32 There remain weighty considerations favouring an order for security for costs. The financial burden which the costs of the appeal will impose on the respondents is very great. The appellant's own evidence shows that he is quite unable to meet any obligation to pay costs, either at first instance or on appeal, and his own affidavit is to the effect that the persons who stand to benefit from success in the appeal are his lawyers. I feel that there may be some element of hyperbole in this, and that complete success may bring some surplus to the appellant above his obligations for legal fees; to pay his debts is itself an advantage, but that is not the effect of what his affidavit says. Each of the respondents has spent over $1,000,000 on the litigation already, and what each has spent is more than the whole claim made against both. This will be considerably increased if the appeal does not succeed and they obtain further orders for costs of the appeal. Although certainty is not available the probabilities, so far as they can be seen, favour the respondents' succeeding in the appeal, and do so by a considerable degree. Although the respondents have obtained an overwhelming success so far, they have no protection on their claim of costs against the appellant. Even though security for costs is likely to stifle the appeal, the respondents' claim for this protection is a very strong one.

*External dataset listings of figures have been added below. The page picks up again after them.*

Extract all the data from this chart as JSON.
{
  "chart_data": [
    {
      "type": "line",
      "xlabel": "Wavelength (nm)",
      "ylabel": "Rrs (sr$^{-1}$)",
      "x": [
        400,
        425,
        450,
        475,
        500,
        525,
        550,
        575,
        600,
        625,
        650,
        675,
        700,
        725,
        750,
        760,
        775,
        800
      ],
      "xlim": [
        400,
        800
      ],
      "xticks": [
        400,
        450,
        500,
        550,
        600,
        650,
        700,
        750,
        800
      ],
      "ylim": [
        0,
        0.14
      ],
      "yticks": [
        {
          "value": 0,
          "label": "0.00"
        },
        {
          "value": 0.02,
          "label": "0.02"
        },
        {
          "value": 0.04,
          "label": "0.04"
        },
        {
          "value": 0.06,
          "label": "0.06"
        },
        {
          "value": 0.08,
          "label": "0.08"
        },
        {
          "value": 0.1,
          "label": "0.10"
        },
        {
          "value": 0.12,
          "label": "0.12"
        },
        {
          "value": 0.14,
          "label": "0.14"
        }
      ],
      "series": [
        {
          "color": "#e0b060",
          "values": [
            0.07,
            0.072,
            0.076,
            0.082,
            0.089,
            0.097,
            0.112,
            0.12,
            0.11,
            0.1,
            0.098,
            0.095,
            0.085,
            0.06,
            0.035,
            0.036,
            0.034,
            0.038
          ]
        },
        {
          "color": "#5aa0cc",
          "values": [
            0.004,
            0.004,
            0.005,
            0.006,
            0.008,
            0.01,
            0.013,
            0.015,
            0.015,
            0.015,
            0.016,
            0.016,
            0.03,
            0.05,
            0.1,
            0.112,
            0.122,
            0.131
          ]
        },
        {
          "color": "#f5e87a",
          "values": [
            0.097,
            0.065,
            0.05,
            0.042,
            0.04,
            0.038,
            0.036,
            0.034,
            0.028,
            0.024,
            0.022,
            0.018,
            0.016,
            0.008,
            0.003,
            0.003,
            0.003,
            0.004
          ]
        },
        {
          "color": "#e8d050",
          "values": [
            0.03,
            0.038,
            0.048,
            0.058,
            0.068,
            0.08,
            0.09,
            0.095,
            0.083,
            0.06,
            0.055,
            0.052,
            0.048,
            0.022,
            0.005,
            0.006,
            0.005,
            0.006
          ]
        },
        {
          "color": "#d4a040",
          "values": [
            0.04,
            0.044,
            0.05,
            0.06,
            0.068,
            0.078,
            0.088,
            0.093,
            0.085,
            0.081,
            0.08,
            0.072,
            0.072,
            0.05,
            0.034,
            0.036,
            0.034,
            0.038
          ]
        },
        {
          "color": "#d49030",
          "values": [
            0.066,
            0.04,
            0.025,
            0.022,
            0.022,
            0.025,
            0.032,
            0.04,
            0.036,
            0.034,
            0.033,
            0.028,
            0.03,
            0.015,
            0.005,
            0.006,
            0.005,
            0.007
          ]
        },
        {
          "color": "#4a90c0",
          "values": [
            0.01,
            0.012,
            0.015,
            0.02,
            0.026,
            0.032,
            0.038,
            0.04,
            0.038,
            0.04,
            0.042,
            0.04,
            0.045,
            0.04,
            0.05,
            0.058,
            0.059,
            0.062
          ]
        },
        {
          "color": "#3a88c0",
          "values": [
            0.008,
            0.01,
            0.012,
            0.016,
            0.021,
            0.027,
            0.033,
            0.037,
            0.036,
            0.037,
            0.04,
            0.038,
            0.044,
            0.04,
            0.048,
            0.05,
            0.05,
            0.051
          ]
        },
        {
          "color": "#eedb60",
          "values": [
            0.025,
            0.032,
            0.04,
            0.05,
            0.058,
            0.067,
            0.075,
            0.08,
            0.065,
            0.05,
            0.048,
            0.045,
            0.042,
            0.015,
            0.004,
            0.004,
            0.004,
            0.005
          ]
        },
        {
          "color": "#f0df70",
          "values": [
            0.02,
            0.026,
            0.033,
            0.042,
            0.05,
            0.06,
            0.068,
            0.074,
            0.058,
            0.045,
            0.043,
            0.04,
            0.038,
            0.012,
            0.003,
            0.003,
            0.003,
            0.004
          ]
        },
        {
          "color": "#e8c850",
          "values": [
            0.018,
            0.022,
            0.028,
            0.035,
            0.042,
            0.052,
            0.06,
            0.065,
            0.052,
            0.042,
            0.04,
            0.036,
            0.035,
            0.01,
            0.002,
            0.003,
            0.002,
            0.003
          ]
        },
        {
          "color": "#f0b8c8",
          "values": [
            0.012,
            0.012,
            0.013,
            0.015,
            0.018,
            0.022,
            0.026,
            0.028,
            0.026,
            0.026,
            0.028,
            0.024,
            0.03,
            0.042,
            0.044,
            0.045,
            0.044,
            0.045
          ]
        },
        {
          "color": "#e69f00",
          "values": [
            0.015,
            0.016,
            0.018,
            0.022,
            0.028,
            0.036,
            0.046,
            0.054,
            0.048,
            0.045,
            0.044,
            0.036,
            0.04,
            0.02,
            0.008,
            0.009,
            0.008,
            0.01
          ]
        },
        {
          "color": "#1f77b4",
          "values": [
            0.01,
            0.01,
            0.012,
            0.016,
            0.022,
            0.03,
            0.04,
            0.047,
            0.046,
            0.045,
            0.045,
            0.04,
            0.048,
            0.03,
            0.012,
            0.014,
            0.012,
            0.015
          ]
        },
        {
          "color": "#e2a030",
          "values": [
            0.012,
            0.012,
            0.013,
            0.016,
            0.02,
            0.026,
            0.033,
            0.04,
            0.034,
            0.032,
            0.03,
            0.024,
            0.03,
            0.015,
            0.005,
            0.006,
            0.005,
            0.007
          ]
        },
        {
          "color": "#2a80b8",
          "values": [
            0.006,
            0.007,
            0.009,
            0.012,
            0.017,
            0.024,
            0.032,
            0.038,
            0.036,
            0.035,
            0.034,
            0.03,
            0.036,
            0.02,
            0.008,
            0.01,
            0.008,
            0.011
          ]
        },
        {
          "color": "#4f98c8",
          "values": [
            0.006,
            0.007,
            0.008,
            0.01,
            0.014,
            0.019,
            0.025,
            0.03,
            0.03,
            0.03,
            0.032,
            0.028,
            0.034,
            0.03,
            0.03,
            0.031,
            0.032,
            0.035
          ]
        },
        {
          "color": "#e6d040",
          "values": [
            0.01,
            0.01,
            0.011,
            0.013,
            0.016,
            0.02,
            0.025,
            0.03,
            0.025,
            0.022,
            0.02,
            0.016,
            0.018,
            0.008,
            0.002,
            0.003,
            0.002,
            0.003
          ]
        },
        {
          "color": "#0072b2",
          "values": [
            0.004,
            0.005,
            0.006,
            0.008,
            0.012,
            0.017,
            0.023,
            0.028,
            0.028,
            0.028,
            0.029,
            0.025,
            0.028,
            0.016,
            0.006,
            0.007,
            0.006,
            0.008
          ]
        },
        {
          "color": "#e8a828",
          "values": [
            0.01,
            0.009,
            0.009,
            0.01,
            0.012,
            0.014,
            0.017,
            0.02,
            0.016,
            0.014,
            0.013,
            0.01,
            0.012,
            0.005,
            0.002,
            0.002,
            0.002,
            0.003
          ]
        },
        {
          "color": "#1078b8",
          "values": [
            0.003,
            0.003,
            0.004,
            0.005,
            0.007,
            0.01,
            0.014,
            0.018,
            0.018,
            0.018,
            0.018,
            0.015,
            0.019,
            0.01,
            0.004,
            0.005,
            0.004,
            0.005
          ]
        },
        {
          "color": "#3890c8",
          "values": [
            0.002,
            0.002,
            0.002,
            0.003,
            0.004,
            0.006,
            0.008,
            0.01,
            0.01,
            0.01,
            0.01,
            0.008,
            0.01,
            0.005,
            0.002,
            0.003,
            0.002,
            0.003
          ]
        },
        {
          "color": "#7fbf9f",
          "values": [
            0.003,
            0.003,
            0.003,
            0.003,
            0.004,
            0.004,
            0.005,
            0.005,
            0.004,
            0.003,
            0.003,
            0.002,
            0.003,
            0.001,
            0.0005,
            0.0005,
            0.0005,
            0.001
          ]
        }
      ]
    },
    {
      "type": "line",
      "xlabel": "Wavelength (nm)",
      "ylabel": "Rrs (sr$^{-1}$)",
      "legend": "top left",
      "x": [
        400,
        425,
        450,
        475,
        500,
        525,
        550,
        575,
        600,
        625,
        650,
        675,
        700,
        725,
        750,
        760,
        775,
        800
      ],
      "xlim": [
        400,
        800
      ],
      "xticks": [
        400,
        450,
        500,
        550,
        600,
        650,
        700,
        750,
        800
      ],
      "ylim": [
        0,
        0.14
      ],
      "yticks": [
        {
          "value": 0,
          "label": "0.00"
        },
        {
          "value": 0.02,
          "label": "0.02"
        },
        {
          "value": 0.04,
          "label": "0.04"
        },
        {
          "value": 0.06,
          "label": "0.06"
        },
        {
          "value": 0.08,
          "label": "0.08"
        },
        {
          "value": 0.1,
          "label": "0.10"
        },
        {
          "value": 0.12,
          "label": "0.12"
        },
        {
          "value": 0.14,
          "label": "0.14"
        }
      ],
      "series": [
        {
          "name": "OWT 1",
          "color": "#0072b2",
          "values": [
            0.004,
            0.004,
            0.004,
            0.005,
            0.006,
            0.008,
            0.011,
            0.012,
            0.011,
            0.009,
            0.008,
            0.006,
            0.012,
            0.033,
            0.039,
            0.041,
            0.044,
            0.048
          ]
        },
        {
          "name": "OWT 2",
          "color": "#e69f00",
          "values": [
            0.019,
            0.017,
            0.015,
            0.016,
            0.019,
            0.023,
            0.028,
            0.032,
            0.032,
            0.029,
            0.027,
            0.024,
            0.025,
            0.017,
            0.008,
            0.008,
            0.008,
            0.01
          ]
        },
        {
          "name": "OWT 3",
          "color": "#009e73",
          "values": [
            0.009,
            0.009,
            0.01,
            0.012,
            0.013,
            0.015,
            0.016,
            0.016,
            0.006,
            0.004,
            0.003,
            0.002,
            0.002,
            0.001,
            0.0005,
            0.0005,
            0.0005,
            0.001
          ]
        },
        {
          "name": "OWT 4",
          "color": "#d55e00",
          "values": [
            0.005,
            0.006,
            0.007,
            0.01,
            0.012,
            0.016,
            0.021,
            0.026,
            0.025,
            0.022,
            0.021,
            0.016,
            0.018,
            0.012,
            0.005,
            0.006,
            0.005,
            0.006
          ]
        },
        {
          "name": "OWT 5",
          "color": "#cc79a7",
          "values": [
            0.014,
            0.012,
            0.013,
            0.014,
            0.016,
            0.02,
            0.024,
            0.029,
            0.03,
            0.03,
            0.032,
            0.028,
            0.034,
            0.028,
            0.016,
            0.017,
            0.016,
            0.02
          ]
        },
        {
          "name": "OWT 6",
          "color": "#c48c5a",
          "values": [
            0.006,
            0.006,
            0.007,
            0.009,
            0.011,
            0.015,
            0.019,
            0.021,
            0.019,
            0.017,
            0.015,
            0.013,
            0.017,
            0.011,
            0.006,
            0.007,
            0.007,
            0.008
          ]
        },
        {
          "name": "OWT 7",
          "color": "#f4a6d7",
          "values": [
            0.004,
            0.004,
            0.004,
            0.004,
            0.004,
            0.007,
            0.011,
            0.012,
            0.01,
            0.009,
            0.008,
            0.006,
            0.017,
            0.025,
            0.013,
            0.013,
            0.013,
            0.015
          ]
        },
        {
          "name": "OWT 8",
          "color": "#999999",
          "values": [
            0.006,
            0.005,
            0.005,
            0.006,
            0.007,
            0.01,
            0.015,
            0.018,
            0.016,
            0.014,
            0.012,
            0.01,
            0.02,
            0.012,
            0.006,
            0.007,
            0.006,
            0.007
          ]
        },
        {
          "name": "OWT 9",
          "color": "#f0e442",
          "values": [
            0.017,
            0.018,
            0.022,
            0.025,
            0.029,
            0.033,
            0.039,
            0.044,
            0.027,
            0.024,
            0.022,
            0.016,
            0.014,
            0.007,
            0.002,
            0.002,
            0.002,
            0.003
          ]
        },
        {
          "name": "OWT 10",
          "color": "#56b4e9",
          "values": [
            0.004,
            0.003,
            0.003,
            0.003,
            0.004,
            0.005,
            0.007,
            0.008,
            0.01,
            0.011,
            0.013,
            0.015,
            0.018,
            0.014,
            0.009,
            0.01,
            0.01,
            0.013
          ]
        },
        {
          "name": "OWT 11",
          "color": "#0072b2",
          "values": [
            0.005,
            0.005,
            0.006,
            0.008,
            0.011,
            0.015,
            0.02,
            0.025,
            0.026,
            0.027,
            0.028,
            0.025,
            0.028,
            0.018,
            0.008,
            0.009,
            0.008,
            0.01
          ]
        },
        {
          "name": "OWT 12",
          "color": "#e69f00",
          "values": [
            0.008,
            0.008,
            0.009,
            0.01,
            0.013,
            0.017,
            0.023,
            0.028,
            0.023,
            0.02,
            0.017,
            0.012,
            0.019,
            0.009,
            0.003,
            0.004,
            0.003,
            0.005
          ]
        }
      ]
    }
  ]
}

The appellant's prospects of success exist and must be recognised, but it must also be concluded that they have not been shown to be strong, and that the material put forward relating to the prospects of success on the ground of apprehended bias is not material on which a clear favourable view can be formed.
33 In my opinion it has not been established that the grounds upon which Hodgson JA ordered security for costs were erroneous in any respect, or that his Honour's discretion miscarried.
34 For these reasons the Court of Appeal should refuse to discharge those orders, and should dismiss the Notice of Motion with costs.